His Chattaboogie Truck Farm is a teaching tool that travels with him to New City Fellowship Church to show after-school students how to grow their own produce from recyclable containers or box gardens.
"You can grow food almost anywhere," said Tippens, who was inspired to use his truck as a garden by the movie "Truck Farm." "The truck farm is a container. We just put in the fall crop of mustard greens, kale, cabbage, broccoli and lettuce."
He said some Chattanooga families have to decide whether to pay utilities or buy food at the end of the month, so gardening is a good solution to their financial problems.
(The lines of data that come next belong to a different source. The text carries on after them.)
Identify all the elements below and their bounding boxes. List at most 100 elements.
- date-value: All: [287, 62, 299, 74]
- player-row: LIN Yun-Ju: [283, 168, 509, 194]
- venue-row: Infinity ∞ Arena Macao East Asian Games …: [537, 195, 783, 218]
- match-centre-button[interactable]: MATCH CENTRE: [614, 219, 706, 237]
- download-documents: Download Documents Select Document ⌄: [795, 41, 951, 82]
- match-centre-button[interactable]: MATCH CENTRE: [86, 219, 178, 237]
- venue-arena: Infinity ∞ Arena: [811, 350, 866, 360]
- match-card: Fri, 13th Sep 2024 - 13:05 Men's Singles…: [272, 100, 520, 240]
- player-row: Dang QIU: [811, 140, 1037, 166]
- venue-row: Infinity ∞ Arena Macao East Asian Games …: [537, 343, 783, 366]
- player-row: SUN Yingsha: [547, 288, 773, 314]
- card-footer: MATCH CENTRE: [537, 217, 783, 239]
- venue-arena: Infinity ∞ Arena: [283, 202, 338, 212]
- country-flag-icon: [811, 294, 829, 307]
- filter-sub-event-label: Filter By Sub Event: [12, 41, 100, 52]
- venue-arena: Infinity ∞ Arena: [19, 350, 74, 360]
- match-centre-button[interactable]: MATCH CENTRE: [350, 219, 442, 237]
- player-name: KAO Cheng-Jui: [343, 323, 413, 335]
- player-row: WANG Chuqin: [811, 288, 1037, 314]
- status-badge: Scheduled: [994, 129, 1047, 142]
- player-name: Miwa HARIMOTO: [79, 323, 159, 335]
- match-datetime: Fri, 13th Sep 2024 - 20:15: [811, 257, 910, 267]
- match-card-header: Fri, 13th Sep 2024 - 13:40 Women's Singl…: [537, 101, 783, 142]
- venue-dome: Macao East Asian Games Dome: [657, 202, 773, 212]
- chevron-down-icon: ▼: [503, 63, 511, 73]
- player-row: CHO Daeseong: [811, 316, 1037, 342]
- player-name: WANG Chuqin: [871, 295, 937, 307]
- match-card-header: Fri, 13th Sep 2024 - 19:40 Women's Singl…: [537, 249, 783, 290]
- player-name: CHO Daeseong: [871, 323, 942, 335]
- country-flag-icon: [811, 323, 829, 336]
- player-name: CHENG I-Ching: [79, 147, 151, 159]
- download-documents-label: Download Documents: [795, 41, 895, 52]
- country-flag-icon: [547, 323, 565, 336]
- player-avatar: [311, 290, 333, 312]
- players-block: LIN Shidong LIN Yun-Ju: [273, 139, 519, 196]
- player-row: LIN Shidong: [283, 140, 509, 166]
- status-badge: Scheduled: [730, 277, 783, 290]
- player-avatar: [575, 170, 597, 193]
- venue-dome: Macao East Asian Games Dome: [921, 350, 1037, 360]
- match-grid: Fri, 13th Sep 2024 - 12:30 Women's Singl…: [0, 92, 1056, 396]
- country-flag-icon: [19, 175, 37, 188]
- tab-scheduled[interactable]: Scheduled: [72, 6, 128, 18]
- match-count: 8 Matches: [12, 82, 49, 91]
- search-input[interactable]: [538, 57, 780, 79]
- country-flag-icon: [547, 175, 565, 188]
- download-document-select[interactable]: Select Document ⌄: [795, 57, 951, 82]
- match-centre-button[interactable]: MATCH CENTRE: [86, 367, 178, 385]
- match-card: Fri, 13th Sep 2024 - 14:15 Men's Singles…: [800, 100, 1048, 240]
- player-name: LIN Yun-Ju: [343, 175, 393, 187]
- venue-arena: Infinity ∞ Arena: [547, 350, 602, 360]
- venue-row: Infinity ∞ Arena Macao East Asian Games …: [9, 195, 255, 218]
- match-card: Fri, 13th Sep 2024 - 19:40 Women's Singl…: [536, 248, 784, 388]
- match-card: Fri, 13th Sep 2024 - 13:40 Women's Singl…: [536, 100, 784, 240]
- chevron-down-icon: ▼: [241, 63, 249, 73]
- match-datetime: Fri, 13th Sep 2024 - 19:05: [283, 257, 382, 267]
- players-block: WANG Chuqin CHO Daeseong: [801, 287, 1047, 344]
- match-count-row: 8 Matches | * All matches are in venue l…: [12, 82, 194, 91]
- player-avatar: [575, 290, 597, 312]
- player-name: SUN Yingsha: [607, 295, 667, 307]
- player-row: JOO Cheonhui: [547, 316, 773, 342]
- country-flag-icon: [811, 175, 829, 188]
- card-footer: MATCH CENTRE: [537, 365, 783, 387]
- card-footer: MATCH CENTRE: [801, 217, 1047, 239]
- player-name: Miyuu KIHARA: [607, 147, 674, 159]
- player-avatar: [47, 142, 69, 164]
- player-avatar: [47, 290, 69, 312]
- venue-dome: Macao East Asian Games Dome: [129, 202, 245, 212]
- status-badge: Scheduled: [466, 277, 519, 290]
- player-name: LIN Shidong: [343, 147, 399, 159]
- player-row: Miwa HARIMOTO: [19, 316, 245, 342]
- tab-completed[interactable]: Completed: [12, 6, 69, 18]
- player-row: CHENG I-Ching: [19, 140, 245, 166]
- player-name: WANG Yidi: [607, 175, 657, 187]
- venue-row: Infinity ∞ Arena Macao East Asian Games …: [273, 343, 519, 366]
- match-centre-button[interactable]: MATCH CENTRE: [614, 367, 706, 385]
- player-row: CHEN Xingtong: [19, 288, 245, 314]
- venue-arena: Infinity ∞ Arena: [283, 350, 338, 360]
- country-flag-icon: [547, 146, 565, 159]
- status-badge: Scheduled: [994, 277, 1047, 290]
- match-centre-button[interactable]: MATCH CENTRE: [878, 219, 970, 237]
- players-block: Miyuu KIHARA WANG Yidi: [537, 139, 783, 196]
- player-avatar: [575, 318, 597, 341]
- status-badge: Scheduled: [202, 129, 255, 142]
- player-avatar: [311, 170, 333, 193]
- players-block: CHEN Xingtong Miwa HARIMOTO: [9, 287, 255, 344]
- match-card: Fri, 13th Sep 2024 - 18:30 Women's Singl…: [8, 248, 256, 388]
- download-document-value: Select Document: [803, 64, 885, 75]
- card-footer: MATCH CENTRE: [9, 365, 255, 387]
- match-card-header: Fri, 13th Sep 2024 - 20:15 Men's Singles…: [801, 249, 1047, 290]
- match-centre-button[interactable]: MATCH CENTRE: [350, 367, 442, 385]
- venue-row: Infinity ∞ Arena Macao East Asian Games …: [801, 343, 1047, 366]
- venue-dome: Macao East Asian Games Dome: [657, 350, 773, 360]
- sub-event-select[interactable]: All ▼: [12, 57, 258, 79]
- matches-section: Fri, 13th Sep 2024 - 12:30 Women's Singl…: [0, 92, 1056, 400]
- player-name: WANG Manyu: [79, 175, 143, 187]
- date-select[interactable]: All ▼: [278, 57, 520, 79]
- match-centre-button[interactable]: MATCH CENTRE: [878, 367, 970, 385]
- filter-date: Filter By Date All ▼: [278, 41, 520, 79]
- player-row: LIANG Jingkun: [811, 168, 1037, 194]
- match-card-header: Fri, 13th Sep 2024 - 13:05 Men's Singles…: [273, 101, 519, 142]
He focuses on teaching low-income families how to garden, using discarded lumber, chicken wire and burlap sacks to form a basket gardening bed in the bed of his truck.
The original truck farm began in Brooklyn, N.Y, but all truck farmers use their own gardening strategies, according to him.
"You can stretch your food budget several hundred dollars per year if you grow your own food," said Tippens, who will soon have mustard greens to harvest. "Fall is a great time to grow vegetables."
The food he grows goes to "whoever needs it."
Recently, Tippens showed children at New City Fellowship's afterschool program how to grow spinach inside a recyclable container. He mixed soil, bone meal, kelp meal and spinach seeds in each container and helped students water the plants. He showed the students that broccoli, cabbage, collard greens and spinach are growing in the box garden at the church.
"To be able to add fresh vegetables adds nutrition to the meal," said Tippens, who attends New City Fellowship. "That's one of the big problems in neighborhoods within the city. They don't have access to nutritious food. It's a food desert here."
He said New City has done a food pantry for 30 years, but churches can only help so much, which is why he wants to encourage people to grow their own food. He said Chattanooga residents should create community gardens in vacant lots to feed neighborhoods.
"Gardening is health care reform," said Tippens. "It's a great method of improving the health of a family."
The truck farm is a new addition to Tippens' nonprofit Fair Share. He began growing produce at New City Fellowship through the New City Roots campaign last spring.
"Farming has been a lifelong interest of mine," he said. "That's the beauty of growing food; you don't need a college degree. It's common sense. You need good soil, adequate sunlight and water."